The American People Pay the Highest Prices in the World For Lifesaving Prescription Drugs That They Helped Create. Report shows, over the last 20 years, the average price of new medical treatments that NIH scientists helped invent is $111,000 – more than ten times the price that led the NIH to first introduce a reasonable pricing clause in 1989.
WASHINGTON, June 12 – A new report released today by Sen. Bernie Sanders (I-Vt.), chairman of the Senate Health, Education, Labor, and Pensions (HELP) Committee, found that Americans virtually always pay far more than people in other countries for prescription drug treatments created with the help of National Institutes of Health (NIH) scientists. With few exceptions, private corporations in the U.S. have the unilateral power to set the price of medicines, even when they are developed with taxpayer-funded research. The government asks for nothing in return for its investment. As a result, the average price of new treatments over the past 20 years that NIH scientists helped invent is $111,000 – more than ten times the price that led the NIH to first introduce a reasonable pricing clause in 1989.
“What makes the greed of the pharmaceutical industry so reprehensible is the fact that the American people are paying twice for some of the most expensive prescription drugs on the market: First through their taxes and a second time at the pharmacy counter,” said Chairman Sanders. “It is unacceptable that half of new prescription drugs invented with the help of NIH scientists now cost more than $111,000. The price of some of these taxpayer-funded drugs is now over $1.9 million. Now is the time for the Biden Administration to take executive action to substantially lower the price of prescription drugs and to take on the unacceptable corporate greed of the pharmaceutical industry.”
The HELP Committee Majority Staff Report documents the pricing for treatments invented with the help of NIH scientists – the first systematic attempt to quantify the price of federally supported medicines.
The analysis traces how pharmaceutical corporations use taxpayer-funded research to develop products to sell back to those same taxpayers for exorbitant profits – a phenomenon, ubiquitous in the development, production, and commercialization of prescription drugs in the U.S., that has played a major role in Americans paying by far the highest prices in the world for lifesaving medications. The report uncovers the role of federal scientists in developing two outrageously priced treatments: Hemgenix, the world’s most expensive medicine with a $3.5 million price tag, and the cancer therapy Yescarta that costs $424,000 in the U.S., but just $212,000 in Japan.
The report finds that Hemgenix is the culmination of major scientific breakthroughs led by researchers at St. Jude Children’s Research Hospital and the NIH. However, the NIH appears to have handed over taxpayer technology while obtaining very little in return. Licensing agreements reviewed by the HELP Committee Majority Staff reveal that the NIH negotiated royalties of around 1 percent on sales, without any pricing constraints. In the case of Yescarta, the report finds that NIH scientists initially developed the cancer therapy that a small biotech company worked to refine. This company told investors it was “highly dependent on [NIH] for research and development” but was purchased by Gilead Sciences for $11.9 billion, with its CEO, Arie Belldegrun, receiving a $694 million payout.
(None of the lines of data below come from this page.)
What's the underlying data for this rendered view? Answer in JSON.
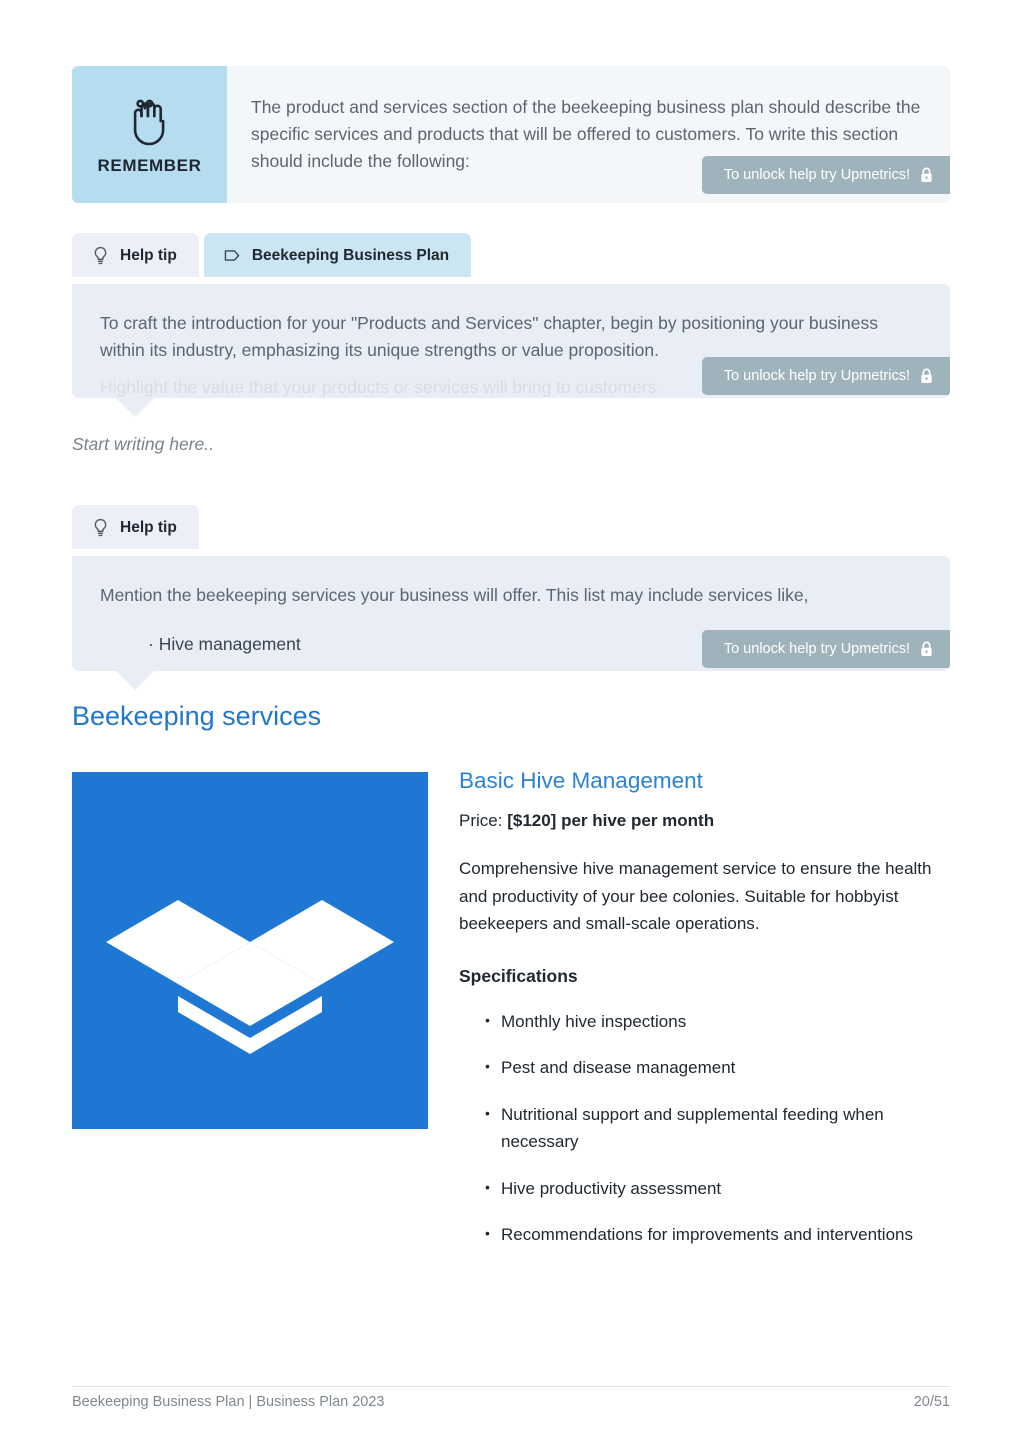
{
  "remember": {
    "label": "REMEMBER",
    "icon": "hand-reminder-string-icon",
    "body": "The product and services section of the beekeeping business plan should describe the specific services and products that will be offered to customers. To write this section should include the following:",
    "badge": "To unlock help try Upmetrics!"
  },
  "tip_one": {
    "tabs": [
      {
        "label": "Help tip",
        "icon": "lightbulb-icon",
        "active": false
      },
      {
        "label": "Beekeeping Business Plan",
        "icon": "tag-icon",
        "active": true
      }
    ],
    "body": "To craft the introduction for your \"Products and Services\" chapter, begin by positioning your business within its industry, emphasizing its unique strengths or value proposition.",
    "hidden_line": "Highlight the value that your products or services will bring to customers.",
    "badge": "To unlock help try Upmetrics!"
  },
  "write_placeholder": "Start writing here..",
  "tip_two": {
    "tabs": [
      {
        "label": "Help tip",
        "icon": "lightbulb-icon",
        "active": false
      }
    ],
    "body": "Mention the beekeeping services your business will offer. This list may include services like,",
    "bullet": "· Hive management",
    "badge": "To unlock help try Upmetrics!"
  },
  "section": {
    "heading": "Beekeeping services"
  },
  "service": {
    "image_icon": "dropbox-logo",
    "image_bg_color": "#1e77d3",
    "title": "Basic Hive Management",
    "price_label": "Price:",
    "price_value": "[$120] per hive per month",
    "description": "Comprehensive hive management service to ensure the health and productivity of your bee colonies. Suitable for hobbyist beekeepers and small-scale operations.",
    "spec_heading": "Specifications",
    "specs": [
      "Monthly hive inspections",
      "Pest and disease management",
      "Nutritional support and supplemental feeding when necessary",
      "Hive productivity assessment",
      "Recommendations for improvements and interventions"
    ]
  },
  "footer": {
    "left": "Beekeeping Business Plan | Business Plan 2023",
    "right": "20/51"
  },
  "colors": {
    "heading_blue": "#2277c8",
    "service_title_blue": "#2b82d4",
    "remember_panel": "#b6dcef",
    "tip_panel": "#e9edf5",
    "badge": "#9fb3bd",
    "dropbox_blue": "#1e77d3"
  }
}
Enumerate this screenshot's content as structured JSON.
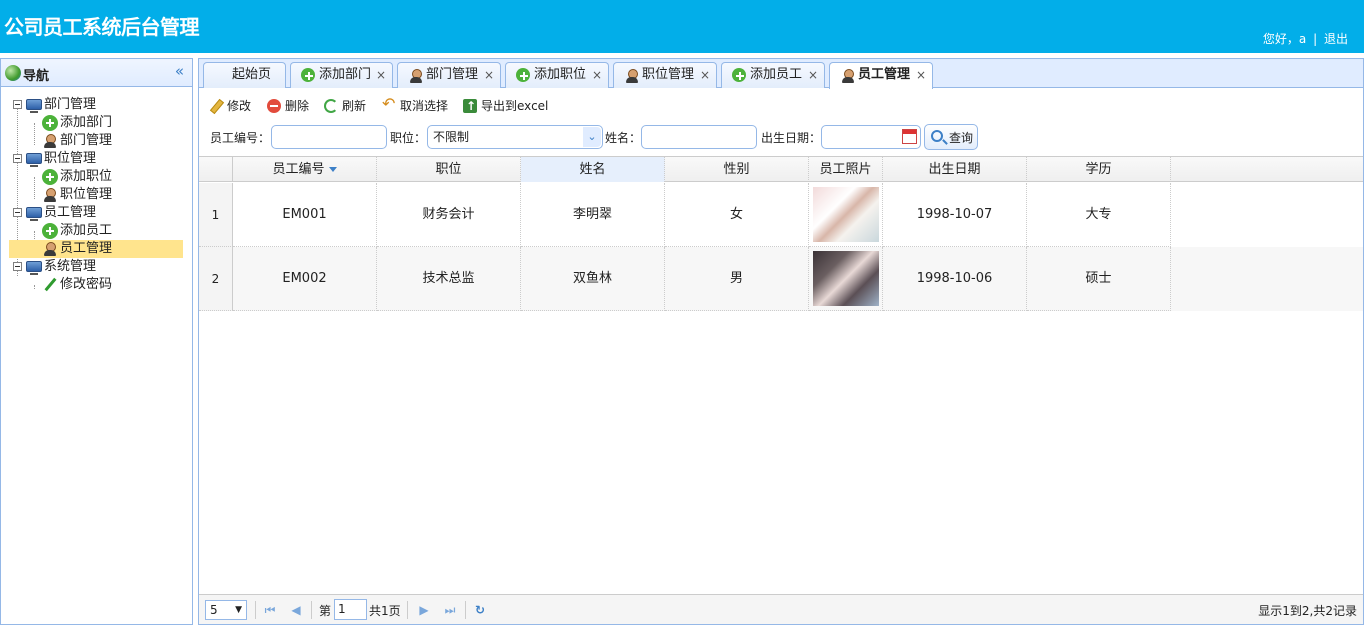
{
  "header": {
    "title": "公司员工系统后台管理",
    "greeting": "您好，a",
    "separator": "|",
    "logout": "退出"
  },
  "nav": {
    "title": "导航",
    "collapse_glyph": "«",
    "groups": [
      {
        "label": "部门管理",
        "children": [
          "添加部门",
          "部门管理"
        ]
      },
      {
        "label": "职位管理",
        "children": [
          "添加职位",
          "职位管理"
        ]
      },
      {
        "label": "员工管理",
        "children": [
          "添加员工",
          "员工管理"
        ]
      },
      {
        "label": "系统管理",
        "children": [
          "修改密码"
        ]
      }
    ],
    "selected": "员工管理"
  },
  "tabs": [
    {
      "label": "起始页",
      "closable": false
    },
    {
      "label": "添加部门",
      "closable": true
    },
    {
      "label": "部门管理",
      "closable": true
    },
    {
      "label": "添加职位",
      "closable": true
    },
    {
      "label": "职位管理",
      "closable": true
    },
    {
      "label": "添加员工",
      "closable": true
    },
    {
      "label": "员工管理",
      "closable": true
    }
  ],
  "tab_close_glyph": "×",
  "toolbar": {
    "edit": "修改",
    "delete": "删除",
    "refresh": "刷新",
    "cancel_select": "取消选择",
    "export": "导出到excel"
  },
  "search": {
    "emp_no_label": "员工编号：",
    "emp_no_value": "",
    "position_label": "职位：",
    "position_value": "不限制",
    "select_arrow": "⌄",
    "name_label": "姓名：",
    "name_value": "",
    "birth_label": "出生日期：",
    "birth_value": "",
    "query_button": "查询"
  },
  "grid": {
    "columns": [
      "员工编号",
      "职位",
      "姓名",
      "性别",
      "员工照片",
      "出生日期",
      "学历"
    ],
    "rows": [
      {
        "num": "1",
        "emp_no": "EM001",
        "position": "财务会计",
        "name": "李明翠",
        "gender": "女",
        "birth": "1998-10-07",
        "education": "大专"
      },
      {
        "num": "2",
        "emp_no": "EM002",
        "position": "技术总监",
        "name": "双鱼林",
        "gender": "男",
        "birth": "1998-10-06",
        "education": "硕士"
      }
    ]
  },
  "pager": {
    "page_size": "5",
    "page_size_arrow": "▼",
    "page_prefix": "第",
    "page_value": "1",
    "page_suffix": "共1页",
    "info": "显示1到2,共2记录",
    "first": "⏮",
    "prev": "◀",
    "next": "▶",
    "last": "⏭",
    "reload": "↻"
  }
}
The report also examines the steps the federal government can take to ensure pharmaceutical corporations set reasonable and affordable prices for new medicines when they benefit from taxpayer support. After a pharmaceutical company launched an AIDS drug developed with the help of NIH scientists at $10,000 per year, the NIH responded in 1989 by inserting a “reasonable pricing clause” into contracts when taxpayers supported new drugs, according to the report. The clause was withdrawn six years later after industry pressure. In addition, during the COVID-19 pandemic, the federal government included in some contracts a “most favored nation” obligation that required pharmaceutical companies to charge the U.S. government the lowest price among G7 countries, like Canada, the U.K., France, and Japan, for initial vaccine doses. The report concludes the federal government should reinstate and strengthen a “reasonable pricing clause” in all future research agreements to protect American taxpayers – an action that Sanders has urged the Biden Administration to take.